A fairly interesting bit of technobabble gobbledygook which wouldn’t have been legible when Castrovalva first aired. Science is presented as “mythology,” and there’s an awful lot of bet-hedging (“so-called” life-forms, the “supposed” presence of hydrogen in stars).
Note that Event One is not the Big Bang. The term is somewhat misleading.
According to the TARDIS computer, Event One is the formation of the [Milky Way] Galaxy out of an in-rush and explosion of hydrogen. Nyssa says it, too. In Castrovalva, the TARDIS is hurtling back to the creation of the galaxy, not the creation of the universe.
Scientists are still debating galaxy formation, but the theory of galaxies forming out of the collapse and contraction of clouds of hydrogen (the most abundant element) was the dominant theory in the 70s and 80s.
The other interesting thing is that TARDIS database speaks if there’s still only one pertinent galaxy, even for a time traveller. Apparently hopping the huge distances between galaxies is something even Time Lords don’t do very much (or at all). If so, might there be races as advanced as theirs in other galaxies? Do they really have the monopoly on the web of time that they think they do?
Yes, that’s a lot to extrapolate from a bit of gobbledygook that no viewer was expected to see.
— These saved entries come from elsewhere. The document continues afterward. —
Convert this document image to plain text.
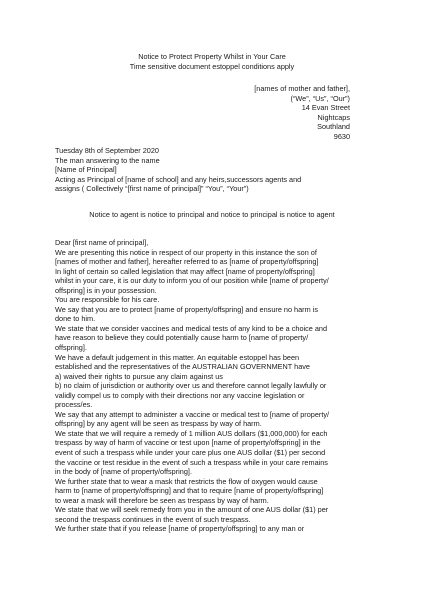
Notice to Protect Property Whilst in Your Care
Time sensitive document estoppel conditions apply
[names of mother and father],
(“We”, “Us”, “Our”)
14 Evan Street
Nightcaps
Southland
9630
Tuesday 8th of September 2020
The man answering to the name
[Name of Principal]
Acting as Principal of [name of school] and any heirs,successors agents and
assigns ( Collectively “[first name of principal]” “You”, “Your”)
Notice to agent is notice to principal and notice to principal is notice to agent
Dear [first name of principal],
We are presenting this notice in respect of our property in this instance the son of
[names of mother and father], hereafter referred to as [name of property/offspring]
In light of certain so called legislation that may affect [name of property/offspring]
whilst in your care, it is our duty to inform you of our position while [name of property/
offspring] is in your possession.
You are responsible for his care.
We say that you are to protect [name of property/offspring] and ensure no harm is
done to him.
We state that we consider vaccines and medical tests of any kind to be a choice and
have reason to believe they could potentially cause harm to [name of property/
offspring].
We have a default judgement in this matter. An equitable estoppel has been
established and the representatives of the AUSTRALIAN GOVERNMENT have
a) waived their rights to pursue any claim against us
b) no claim of jurisdiction or authority over us and therefore cannot legally lawfully or
validly compel us to comply with their directions nor any vaccine legislation or
process/es.
We say that any attempt to administer a vaccine or medical test to [name of property/
offspring] by any agent will be seen as trespass by way of harm.
We state that we will require a remedy of 1 million AUS dollars ($1,000,000) for each
trespass by way of harm of vaccine or test upon [name of property/offspring] in the
event of such a trespass while under your care plus one AUS dollar ($1) per second
the vaccine or test residue in the event of such a trespass while in your care remains
in the body of [name of property/offspring].
We further state that to wear a mask that restricts the flow of oxygen would cause
harm to [name of property/offspring] and that to require [name of property/offspring]
to wear a mask will therefore be seen as trespass by way of harm.
We state that we will seek remedy from you in the amount of one AUS dollar ($1) per
second the trespass continues in the event of such trespass.
We further state that if you release [name of property/offspring] to any man or
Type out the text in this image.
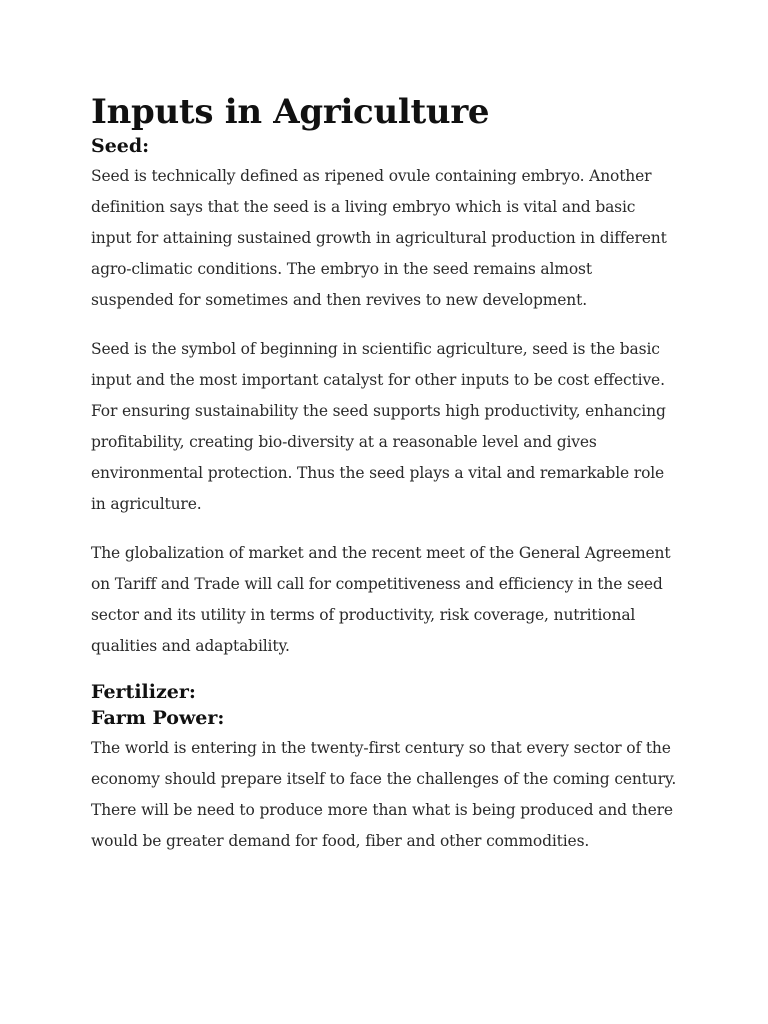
Inputs in Agriculture
Seed:

Seed is technically defined as ripened ovule containing embryo. Another definition says that the seed is a living embryo which is vital and basic input for attaining sustained growth in agricultural production in different agro-climatic conditions. The embryo in the seed remains almost suspended for sometimes and then revives to new development.

Seed is the symbol of beginning in scientific agriculture, seed is the basic input and the most important catalyst for other inputs to be cost effective. For ensuring sustainability the seed supports high productivity, enhancing profitability, creating bio-diversity at a reasonable level and gives environmental protection. Thus the seed plays a vital and remarkable role in agriculture.

The globalization of market and the recent meet of the General Agreement on Tariff and Trade will call for competitiveness and efficiency in the seed sector and its utility in terms of productivity, risk coverage, nutritional qualities and adaptability.

Fertilizer:
Farm Power:

The world is entering in the twenty-first century so that every sector of the economy should prepare itself to face the challenges of the coming century. There will be need to produce more than what is being produced and there would be greater demand for food, fiber and other commodities.
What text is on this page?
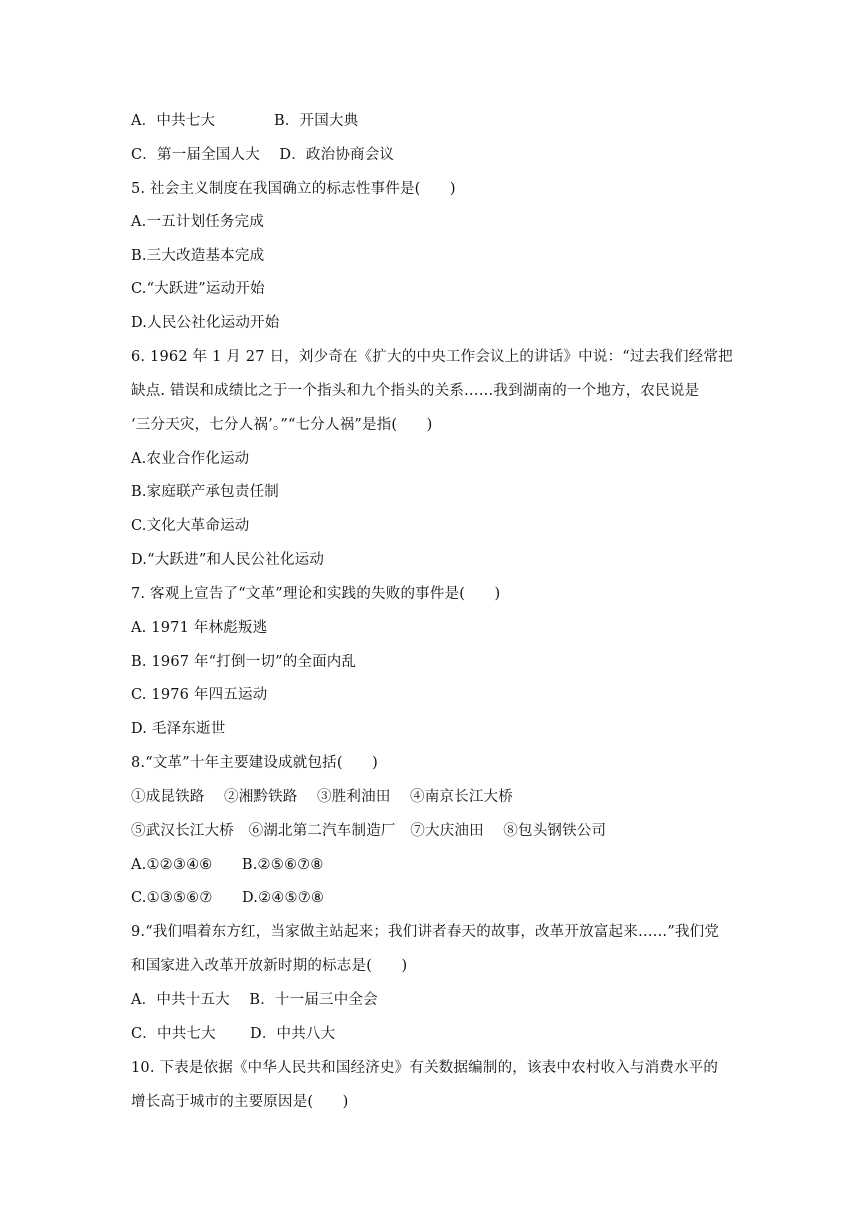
A．中共七大　　　　B．开国大典
C．第一届全国人大　 D．政治协商会议
5. 社会主义制度在我国确立的标志性事件是(　　)
A.一五计划任务完成
B.三大改造基本完成
C.“大跃进”运动开始
D.人民公社化运动开始
6. 1962 年 1 月 27 日，刘少奇在《扩大的中央工作会议上的讲话》中说：“过去我们经常把
缺点. 错误和成绩比之于一个指头和九个指头的关系……我到湖南的一个地方，农民说是
‘三分天灾，七分人祸’。”“七分人祸”是指(　　)
A.农业合作化运动
B.家庭联产承包责任制
C.文化大革命运动
D.“大跃进”和人民公社化运动
7. 客观上宣告了“文革”理论和实践的失败的事件是(　　)
A. 1971 年林彪叛逃
B. 1967 年“打倒一切”的全面内乱
C. 1976 年四五运动
D. 毛泽东逝世
8.“文革”十年主要建设成就包括(　　)
①成昆铁路　 ②湘黔铁路　 ③胜利油田　 ④南京长江大桥
⑤武汉长江大桥　⑥湖北第二汽车制造厂　⑦大庆油田　 ⑧包头钢铁公司
A.①②③④⑥　　B.②⑤⑥⑦⑧
C.①③⑤⑥⑦　　D.②④⑤⑦⑧
9.“我们唱着东方红，当家做主站起来；我们讲者春天的故事，改革开放富起来……”我们党
和国家进入改革开放新时期的标志是(　　)
A．中共十五大　 B．十一届三中全会
C．中共七大　　 D．中共八大
10. 下表是依据《中华人民共和国经济史》有关数据编制的，该表中农村收入与消费水平的
增长高于城市的主要原因是(　　)
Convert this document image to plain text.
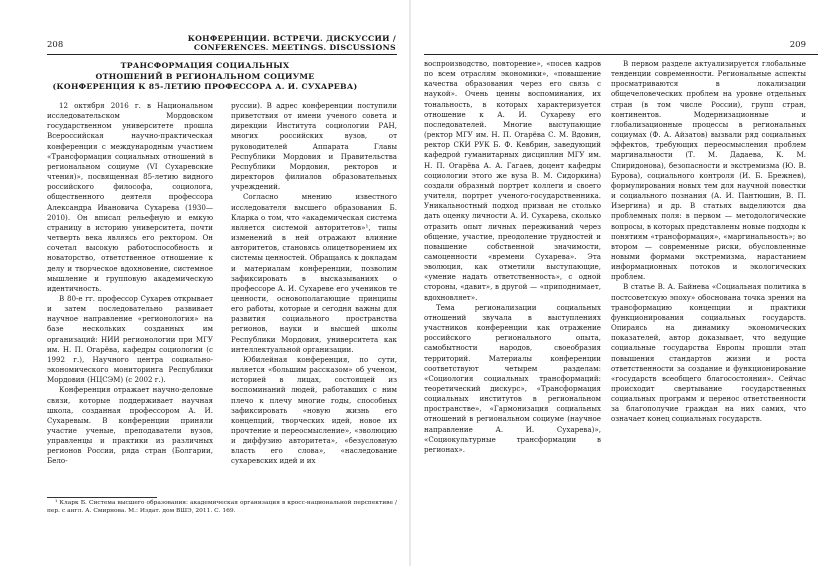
208
КОНФЕРЕНЦИИ. ВСТРЕЧИ. ДИСКУССИИ /
CONFERENCES. MEETINGS. DISCUSSIONS
ТРАНСФОРМАЦИЯ СОЦИАЛЬНЫХ
ОТНОШЕНИЙ В РЕГИОНАЛЬНОМ СОЦИУМЕ
(КОНФЕРЕНЦИЯ К 85-ЛЕТИЮ ПРОФЕССОРА А. И. СУХАРЕВА)

12 октября 2016 г. в Национальном исследовательском Мордовском государственном университете прошла Всероссийская научно-практическая конференция с международным участием «Трансформация социальных отношений в региональном социуме (VI Сухаревские чтения)», посвященная 85-летию видного российского философа, социолога, общественного деятеля профессора Александра Ивановича Сухарева (1930—2010). Он вписал рельефную и емкую страницу в историю университета, почти четверть века являясь его ректором. Он сочетал высокую работоспособность и новаторство, ответственное отношение к делу и творческое вдохновение, системное мышление и групповую академическую идентичность.

В 80-е гг. профессор Сухарев открывает и затем последовательно развивает научное направление «регионология» на базе нескольких созданных им организаций: НИИ регионологии при МГУ им. Н. П. Огарёва, кафедры социологии (с 1992 г.), Научного центра социально-экономического мониторинга Республики Мордовия (НЦСЭМ) (с 2002 г.).

Конференция отражает научно-деловые связи, которые поддерживает научная школа, созданная профессором А. И. Сухаревым. В конференции приняли участие ученые, преподаватели вузов, управленцы и практики из различных регионов России, ряда стран (Болгарии, Бело-

руссии). В адрес конференции поступили приветствия от имени ученого совета и дирекции Института социологии РАН, многих российских вузов, от руководителей Аппарата Главы Республики Мордовия и Правительства Республики Мордовия, ректоров и директоров филиалов образовательных учреждений.

Согласно мнению известного исследователя высшего образования Б. Кларка о том, что «академическая система является системой авторитетов»¹, типы изменений в ней отражают влияние авторитетов, становясь олицетворением их системы ценностей. Обращаясь к докладам и материалам конференции, позволим зафиксировать в высказываниях о профессоре А. И. Сухареве его учеников те ценности, основополагающие принципы его работы, которые и сегодня важны для развития социального пространства регионов, науки и высшей школы Республики Мордовия, университета как интеллектуальной организации.

Юбилейная конференция, по сути, является «большим рассказом» об ученом, историей в лицах, состоящей из воспоминаний людей, работавших с ним плечо к плечу многие годы, способных зафиксировать «новую жизнь его концепций, творческих идей, новое их прочтение и переосмысление», «эволюцию и диффузию авторитета», «безусловную власть его слова», «наследование сухаревских идей и их

¹ Кларк Б. Система высшего образования: академическая организация в кросс-национальной перспективе / пер. с англ. А. Смирнова. М.: Издат. дом ВШЭ, 2011. С. 169.
209

воспроизводство, повторение», «посев кадров по всем отраслям экономики», «повышение качества образования через его связь с наукой». Очень ценны воспоминания, их тональность, в которых характеризуется отношение к А. И. Сухареву его последователей. Многие выступающие (ректор МГУ им. Н. П. Огарёва С. М. Вдовин, ректор СКИ РУК Б. Ф. Кевбрин, заведующий кафедрой гуманитарных дисциплин МГУ им. Н. П. Огарёва А. А. Гагаев, доцент кафедры социологии этого же вуза В. М. Сидоркина) создали образный портрет коллеги и своего учителя, портрет ученого-государственника. Уникальностный подход призван не столько дать оценку личности А. И. Сухарева, сколько отразить опыт личных переживаний через общение, участие, преодоление трудностей и повышение собственной значимости, самоценности «времени Сухарева». Эта эволюция, как отметили выступающие, «умение надать ответственность», с одной стороны, «давит», в другой — «приподнимает, вдохновляет».

Тема регионализации социальных отношений звучала в выступлениях участников конференции как отражение российского регионального опыта, самобытности народов, своеобразия территорий. Материалы конференции соответствуют четырем разделам: «Социология социальных трансформаций: теоретический дискурс», «Трансформация социальных институтов в региональном пространстве», «Гармонизация социальных отношений в региональном социуме (научное направление А. И. Сухарева)», «Социокультурные трансформации в регионах».

В первом разделе актуализируется глобальные тенденции современности. Региональные аспекты просматриваются в локализации общечеловеческих проблем на уровне отдельных стран (в том числе России), групп стран, континентов. Модернизационные и глобализационные процессы в региональных социумах (Ф. А. Айзатов) вызвали ряд социальных эффектов, требующих переосмысления проблем маргинальности (Т. М. Дадаева, К. М. Спиридонова), безопасности и экстремизма (Ю. В. Бурова), социального контроля (И. Б. Брежнев), формулирования новых тем для научной повестки и социального познания (А. И. Пантюшин, В. П. Изергина) и др. В статьях выделяются два проблемных поля: в первом — методологические вопросы, в которых представлены новые подходы к понятиям «трансформация», «маргинальность»; во втором — современные риски, обусловленные новыми формами экстремизма, нарастанием информационных потоков и экологических проблем.

В статье В. А. Байнева «Социальная политика в постсоветскую эпоху» обоснована точка зрения на трансформацию концепции и практики функционирования социальных государств. Опираясь на динамику экономических показателей, автор доказывает, что ведущие социальные государства Европы прошли этап повышения стандартов жизни и роста ответственности за создание и функционирование «государств всеобщего благосостояния». Сейчас происходит свертывание государственных социальных программ и перенос ответственности за благополучие граждан на них самих, что означает конец социальных государств.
ETA: One more thing. A reminder that this episode aired well before the internet came together and about a decade before the web began. “Library computers” were still part of science fiction, rather than everyday reality, except for specialized mainframes used by the military, corporations or research institutions whose databases were restricted to their own data. One couldn’t look things up on Wikipedia back then. Nor could the writers of Doctor Who!